El proceso de selección de candidatos, la coalición de partidos, las
posturas individuales y colectivas, han causado gran revuelo y no pocos
problemas en las comunidades, hasta en los lugares más apartados de nuestra
entidad. Es natural que así sea, pues es de todos sabido que, en gran parte, el
progreso, la estabilidad y la justicia dependen de las personas que nos
gobiernan y establecen las leyes.
Ante tal
situación, los Obispos de Chiapas, en nuestra condición de pastores de la
Iglesia y ciudadanos preocupados por el bienestar del Estado, ofrecemos a todos
los ciudadanos una palabra desde la fe cristiana, que ayude a encontrar
criterios sobre la participación política y que aliente la esperanza en este
delicado momento.
En la construcción de una nueva sociedad, el principio, sujeto y fin
de todas las instituciones debe ser la persona humana, ser único e irrepetible,
imagen de Dios. Todo proyecto de una sociedad justa y fraterna ha de sustentarse
en una visión del mundo y de la historia que esté fundada en la primacía de la
persona y, por ello, empeñarse en el bien común. Es decir, debe luchar por el
bien de todos y cada uno, para que todos seamos verdaderamente responsables de
todos, promoviendo que los más pobres y excluidos logren el puesto que les
corresponde como miembros de la gran familia humana: que sean actores y
partícipes de su propio destino.
Cualquier manipulación social, política o religiosa de la persona,
implica una violación a su dignidad y va en contra del desarrollo integral de la
humanidad.
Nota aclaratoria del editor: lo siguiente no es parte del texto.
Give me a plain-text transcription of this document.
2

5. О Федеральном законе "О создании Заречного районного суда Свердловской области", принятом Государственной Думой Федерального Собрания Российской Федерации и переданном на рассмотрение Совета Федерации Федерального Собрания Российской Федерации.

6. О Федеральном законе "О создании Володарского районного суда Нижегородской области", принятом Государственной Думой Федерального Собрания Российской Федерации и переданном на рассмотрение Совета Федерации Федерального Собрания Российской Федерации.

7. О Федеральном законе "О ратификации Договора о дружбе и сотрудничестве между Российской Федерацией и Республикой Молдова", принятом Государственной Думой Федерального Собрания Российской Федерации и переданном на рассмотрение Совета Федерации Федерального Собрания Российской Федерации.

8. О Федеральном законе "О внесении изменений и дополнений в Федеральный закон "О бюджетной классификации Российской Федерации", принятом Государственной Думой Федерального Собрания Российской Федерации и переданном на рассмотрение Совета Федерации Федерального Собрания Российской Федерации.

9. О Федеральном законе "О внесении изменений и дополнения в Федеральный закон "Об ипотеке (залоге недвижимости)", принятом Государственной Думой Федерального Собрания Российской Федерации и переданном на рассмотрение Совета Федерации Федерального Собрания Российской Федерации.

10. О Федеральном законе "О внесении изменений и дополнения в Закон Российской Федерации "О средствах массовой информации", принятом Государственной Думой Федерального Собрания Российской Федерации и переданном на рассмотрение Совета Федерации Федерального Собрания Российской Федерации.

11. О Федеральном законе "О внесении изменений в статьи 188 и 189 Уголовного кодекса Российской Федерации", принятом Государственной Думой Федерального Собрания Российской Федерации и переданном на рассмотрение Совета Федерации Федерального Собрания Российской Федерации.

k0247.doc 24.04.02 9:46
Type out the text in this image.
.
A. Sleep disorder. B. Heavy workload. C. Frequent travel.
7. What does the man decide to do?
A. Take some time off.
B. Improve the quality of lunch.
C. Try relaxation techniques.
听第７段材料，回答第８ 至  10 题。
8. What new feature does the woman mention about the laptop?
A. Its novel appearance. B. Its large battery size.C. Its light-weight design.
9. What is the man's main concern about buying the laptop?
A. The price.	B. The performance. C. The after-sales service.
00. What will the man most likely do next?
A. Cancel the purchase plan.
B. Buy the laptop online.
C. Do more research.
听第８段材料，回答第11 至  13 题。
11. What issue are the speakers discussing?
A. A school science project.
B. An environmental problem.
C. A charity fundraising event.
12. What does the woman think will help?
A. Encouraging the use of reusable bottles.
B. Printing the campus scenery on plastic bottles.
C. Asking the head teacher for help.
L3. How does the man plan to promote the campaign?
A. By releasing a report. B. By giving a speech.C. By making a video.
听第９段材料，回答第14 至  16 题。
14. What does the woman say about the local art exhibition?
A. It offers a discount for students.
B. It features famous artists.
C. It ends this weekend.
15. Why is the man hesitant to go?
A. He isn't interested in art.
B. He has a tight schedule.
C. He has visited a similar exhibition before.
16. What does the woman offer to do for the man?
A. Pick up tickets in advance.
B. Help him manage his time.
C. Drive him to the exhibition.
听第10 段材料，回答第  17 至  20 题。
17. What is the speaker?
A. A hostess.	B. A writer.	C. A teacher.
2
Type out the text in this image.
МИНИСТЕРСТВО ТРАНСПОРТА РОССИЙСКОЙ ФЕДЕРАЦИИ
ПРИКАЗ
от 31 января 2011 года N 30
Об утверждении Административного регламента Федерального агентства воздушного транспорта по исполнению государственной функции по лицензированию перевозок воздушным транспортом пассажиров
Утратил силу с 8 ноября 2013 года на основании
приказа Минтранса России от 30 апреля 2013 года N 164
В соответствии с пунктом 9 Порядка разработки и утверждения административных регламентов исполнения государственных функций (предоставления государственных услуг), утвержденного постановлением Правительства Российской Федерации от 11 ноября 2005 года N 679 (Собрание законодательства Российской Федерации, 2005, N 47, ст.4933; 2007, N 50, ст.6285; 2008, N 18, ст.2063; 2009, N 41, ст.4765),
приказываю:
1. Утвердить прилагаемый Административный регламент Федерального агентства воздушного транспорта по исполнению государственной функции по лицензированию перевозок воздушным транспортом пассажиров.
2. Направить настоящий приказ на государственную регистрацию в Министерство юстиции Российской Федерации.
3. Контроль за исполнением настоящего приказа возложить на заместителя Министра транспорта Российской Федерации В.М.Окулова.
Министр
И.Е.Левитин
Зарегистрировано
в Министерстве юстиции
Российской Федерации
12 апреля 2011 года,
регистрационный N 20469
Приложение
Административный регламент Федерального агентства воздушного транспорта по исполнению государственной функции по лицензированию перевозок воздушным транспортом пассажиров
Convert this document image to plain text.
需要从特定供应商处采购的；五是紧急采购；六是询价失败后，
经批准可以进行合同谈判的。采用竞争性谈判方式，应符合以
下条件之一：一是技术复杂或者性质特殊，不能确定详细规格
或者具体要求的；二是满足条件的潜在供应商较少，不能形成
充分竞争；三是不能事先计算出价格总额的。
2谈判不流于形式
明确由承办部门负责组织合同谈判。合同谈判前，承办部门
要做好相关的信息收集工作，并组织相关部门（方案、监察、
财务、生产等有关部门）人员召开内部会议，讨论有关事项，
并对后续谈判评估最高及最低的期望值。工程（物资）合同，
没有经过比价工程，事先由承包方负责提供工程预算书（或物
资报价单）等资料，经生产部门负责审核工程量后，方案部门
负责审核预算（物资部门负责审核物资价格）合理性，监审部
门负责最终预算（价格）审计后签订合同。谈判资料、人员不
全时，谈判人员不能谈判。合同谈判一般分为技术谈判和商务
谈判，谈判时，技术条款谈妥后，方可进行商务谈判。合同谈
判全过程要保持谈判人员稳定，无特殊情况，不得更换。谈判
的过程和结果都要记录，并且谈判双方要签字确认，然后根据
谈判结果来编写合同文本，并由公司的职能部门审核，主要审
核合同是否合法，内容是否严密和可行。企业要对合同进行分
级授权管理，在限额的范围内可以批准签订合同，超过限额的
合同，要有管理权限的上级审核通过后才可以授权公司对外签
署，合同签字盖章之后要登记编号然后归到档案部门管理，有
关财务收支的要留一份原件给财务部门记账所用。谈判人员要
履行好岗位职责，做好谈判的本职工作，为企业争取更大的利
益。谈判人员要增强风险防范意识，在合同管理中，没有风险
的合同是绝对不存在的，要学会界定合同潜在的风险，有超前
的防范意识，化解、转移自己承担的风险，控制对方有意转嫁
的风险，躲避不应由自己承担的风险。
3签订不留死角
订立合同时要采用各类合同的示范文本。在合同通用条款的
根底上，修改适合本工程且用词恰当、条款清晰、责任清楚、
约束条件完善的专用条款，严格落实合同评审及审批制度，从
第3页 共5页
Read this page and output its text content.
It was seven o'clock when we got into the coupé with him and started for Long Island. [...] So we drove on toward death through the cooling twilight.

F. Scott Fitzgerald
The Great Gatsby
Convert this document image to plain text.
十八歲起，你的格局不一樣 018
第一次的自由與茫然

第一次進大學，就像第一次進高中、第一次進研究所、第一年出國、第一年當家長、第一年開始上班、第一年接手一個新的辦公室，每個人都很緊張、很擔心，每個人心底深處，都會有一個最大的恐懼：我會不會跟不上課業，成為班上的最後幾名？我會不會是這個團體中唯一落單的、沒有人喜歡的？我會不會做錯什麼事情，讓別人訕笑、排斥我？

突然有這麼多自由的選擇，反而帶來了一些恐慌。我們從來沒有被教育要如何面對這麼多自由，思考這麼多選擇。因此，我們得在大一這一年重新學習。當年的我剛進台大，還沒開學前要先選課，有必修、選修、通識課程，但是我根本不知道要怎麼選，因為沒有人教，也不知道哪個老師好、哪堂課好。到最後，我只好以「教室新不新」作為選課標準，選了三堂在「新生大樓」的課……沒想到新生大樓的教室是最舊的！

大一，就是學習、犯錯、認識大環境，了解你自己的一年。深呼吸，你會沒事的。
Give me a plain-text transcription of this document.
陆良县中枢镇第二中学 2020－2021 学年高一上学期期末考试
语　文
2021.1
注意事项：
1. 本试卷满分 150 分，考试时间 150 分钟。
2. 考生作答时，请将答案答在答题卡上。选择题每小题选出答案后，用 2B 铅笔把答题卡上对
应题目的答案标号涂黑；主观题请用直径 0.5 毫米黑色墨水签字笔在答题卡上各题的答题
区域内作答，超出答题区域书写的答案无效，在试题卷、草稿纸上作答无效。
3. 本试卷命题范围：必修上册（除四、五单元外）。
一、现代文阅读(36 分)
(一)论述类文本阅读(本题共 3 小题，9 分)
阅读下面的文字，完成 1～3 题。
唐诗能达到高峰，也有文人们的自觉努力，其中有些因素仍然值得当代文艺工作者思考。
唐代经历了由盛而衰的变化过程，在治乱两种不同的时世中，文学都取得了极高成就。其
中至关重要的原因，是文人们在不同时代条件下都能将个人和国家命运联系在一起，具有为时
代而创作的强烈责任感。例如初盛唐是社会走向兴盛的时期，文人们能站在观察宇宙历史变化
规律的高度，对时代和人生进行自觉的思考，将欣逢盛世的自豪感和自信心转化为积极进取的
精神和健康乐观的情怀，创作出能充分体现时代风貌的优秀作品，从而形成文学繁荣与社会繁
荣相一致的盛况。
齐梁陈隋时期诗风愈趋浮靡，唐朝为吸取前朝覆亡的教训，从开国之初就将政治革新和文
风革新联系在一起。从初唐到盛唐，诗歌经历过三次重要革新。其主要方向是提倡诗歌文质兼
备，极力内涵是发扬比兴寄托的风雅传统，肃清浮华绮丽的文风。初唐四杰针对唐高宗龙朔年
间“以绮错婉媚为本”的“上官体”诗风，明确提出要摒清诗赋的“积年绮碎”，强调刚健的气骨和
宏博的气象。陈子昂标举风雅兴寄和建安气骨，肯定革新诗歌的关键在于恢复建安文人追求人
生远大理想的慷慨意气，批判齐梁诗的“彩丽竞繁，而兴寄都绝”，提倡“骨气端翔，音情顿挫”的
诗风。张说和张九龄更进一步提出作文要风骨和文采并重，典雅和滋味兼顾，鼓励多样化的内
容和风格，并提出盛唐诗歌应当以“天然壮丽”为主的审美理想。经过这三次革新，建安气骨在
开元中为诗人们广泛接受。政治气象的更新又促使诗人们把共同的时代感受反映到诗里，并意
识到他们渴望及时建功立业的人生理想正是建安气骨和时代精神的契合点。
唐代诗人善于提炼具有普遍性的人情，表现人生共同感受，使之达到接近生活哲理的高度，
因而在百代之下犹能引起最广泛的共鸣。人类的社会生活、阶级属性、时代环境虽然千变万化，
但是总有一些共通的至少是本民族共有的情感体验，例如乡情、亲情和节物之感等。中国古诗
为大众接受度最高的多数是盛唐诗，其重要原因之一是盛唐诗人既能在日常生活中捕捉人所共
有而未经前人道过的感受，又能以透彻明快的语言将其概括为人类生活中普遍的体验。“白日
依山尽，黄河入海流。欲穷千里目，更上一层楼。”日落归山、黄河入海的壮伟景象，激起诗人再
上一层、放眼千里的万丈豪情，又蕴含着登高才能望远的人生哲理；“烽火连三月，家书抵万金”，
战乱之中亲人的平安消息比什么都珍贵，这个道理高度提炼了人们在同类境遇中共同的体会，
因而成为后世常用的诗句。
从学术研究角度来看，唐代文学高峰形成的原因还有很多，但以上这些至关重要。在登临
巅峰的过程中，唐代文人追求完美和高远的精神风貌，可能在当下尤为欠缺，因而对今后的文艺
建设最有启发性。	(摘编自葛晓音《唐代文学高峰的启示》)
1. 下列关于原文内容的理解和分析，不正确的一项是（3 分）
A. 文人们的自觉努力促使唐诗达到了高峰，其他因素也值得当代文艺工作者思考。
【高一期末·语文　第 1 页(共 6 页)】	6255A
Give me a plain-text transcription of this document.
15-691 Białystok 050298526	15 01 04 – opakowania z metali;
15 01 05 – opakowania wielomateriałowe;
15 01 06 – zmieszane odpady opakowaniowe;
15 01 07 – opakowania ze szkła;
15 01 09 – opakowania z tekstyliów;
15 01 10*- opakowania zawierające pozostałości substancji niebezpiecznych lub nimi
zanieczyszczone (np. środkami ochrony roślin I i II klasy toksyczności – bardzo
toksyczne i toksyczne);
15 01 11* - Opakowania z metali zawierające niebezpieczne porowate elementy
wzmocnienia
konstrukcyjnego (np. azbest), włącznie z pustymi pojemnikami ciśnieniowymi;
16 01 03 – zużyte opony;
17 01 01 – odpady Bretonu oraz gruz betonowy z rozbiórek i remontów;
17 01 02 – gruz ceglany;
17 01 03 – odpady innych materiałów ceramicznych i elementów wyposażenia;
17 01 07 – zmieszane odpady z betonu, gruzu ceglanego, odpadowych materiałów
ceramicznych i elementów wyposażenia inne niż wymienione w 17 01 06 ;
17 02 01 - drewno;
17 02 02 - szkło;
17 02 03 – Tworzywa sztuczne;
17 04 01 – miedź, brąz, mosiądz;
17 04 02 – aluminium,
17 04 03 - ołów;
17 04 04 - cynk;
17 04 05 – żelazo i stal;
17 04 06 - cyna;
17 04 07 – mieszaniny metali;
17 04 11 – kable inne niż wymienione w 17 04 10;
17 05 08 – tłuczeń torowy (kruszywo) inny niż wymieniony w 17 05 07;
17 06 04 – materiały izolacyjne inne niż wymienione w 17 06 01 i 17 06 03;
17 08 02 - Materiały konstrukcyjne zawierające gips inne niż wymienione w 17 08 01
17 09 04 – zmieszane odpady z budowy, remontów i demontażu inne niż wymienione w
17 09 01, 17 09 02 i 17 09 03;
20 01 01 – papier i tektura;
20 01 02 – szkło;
No es legítima una sociedad que sacrifique los derechos de uno solo
de sus miembros, por más pequeño o pobre que sea, o que responda solamente a los
intereses y proyectos de unos cuantos y deje en el olvido a la mayoría de sus
miembros.
En contraste
con este criterio fundamental, estamos conscientes de los graves problemas que
enfrenta nuestro Estado. Es necesario reconocer que aún existen lacerantes
situaciones de injusticia, dolor y hambre; retraso en la educación, migración
creciente por falta de empleos y de atención al campo. Hay un conflicto no
resuelto y persisten las hondas raíces que lo provocaron. Hay divisiones en las
comunidades, inseguridad, violencia, tráfico de drogas y graves violaciones a
los indocumentados. Se necesita reconocer todo esto, porque hay voces que se
elevan alegremente queriendo ocultar la realidad, y la hacen más difícil y
dolorosa.
¿Qué se
necesita para que haya una verdadera paz en nuestro Estado? Ciertamente mucho
más que un nuevo gobierno, por más justo, sabio y equitativo que sea. Pero un
buen gobierno y unos buenos legisladores, con la colaboración de toda la
sociedad, pueden llevar adelante el camino hacia la paz; una paz que no es sólo
una bandera que se enarbola, sino un estilo de respetar las personas, los
partidos, las organizaciones, las comunidades, las diferentes posturas y
religiones. Es poder construir juntos, sin exclusiones, el camino de la justicia
y de la solidaridad.
Pero si a las graves
carencias en salud, educación, trabajo e infraestructura, añadimos autoridades
no legítimamente reconocidas, brotadas de pugnas, insultos y descalificaciones,
tanto al interior de los partidos como en confrontación con otros grupos,
tendremos un triste panorama en la búsqueda de una verdadera paz y una verdadera
justicia.
Por eso es de
vital importancia este momento. Se necesita construir en paz y para la paz. Y
esto se hace con propuestas serias y con compromisos que tomen en cuenta a todos
los sectores. Necesitamos legisladores y autoridades municipales que sean
capaces de promover la paz, que armonicen intereses de grupos, organizaciones y
partidos. Urgen personas visionarias, que ayuden a destrabar la situación
confusa de dobles autoridades en algunos municipios, que integren en la unidad a
los que son diversos y contrarios entre sí.
¿Tenemos obligación de
votar? ¿Por quién hemos de votar?
Ciertamente
hemos llegado a una situación muy difícil, por la desconfianza que han
propiciado los mismos partidos con sus escándalos políticos y económicos.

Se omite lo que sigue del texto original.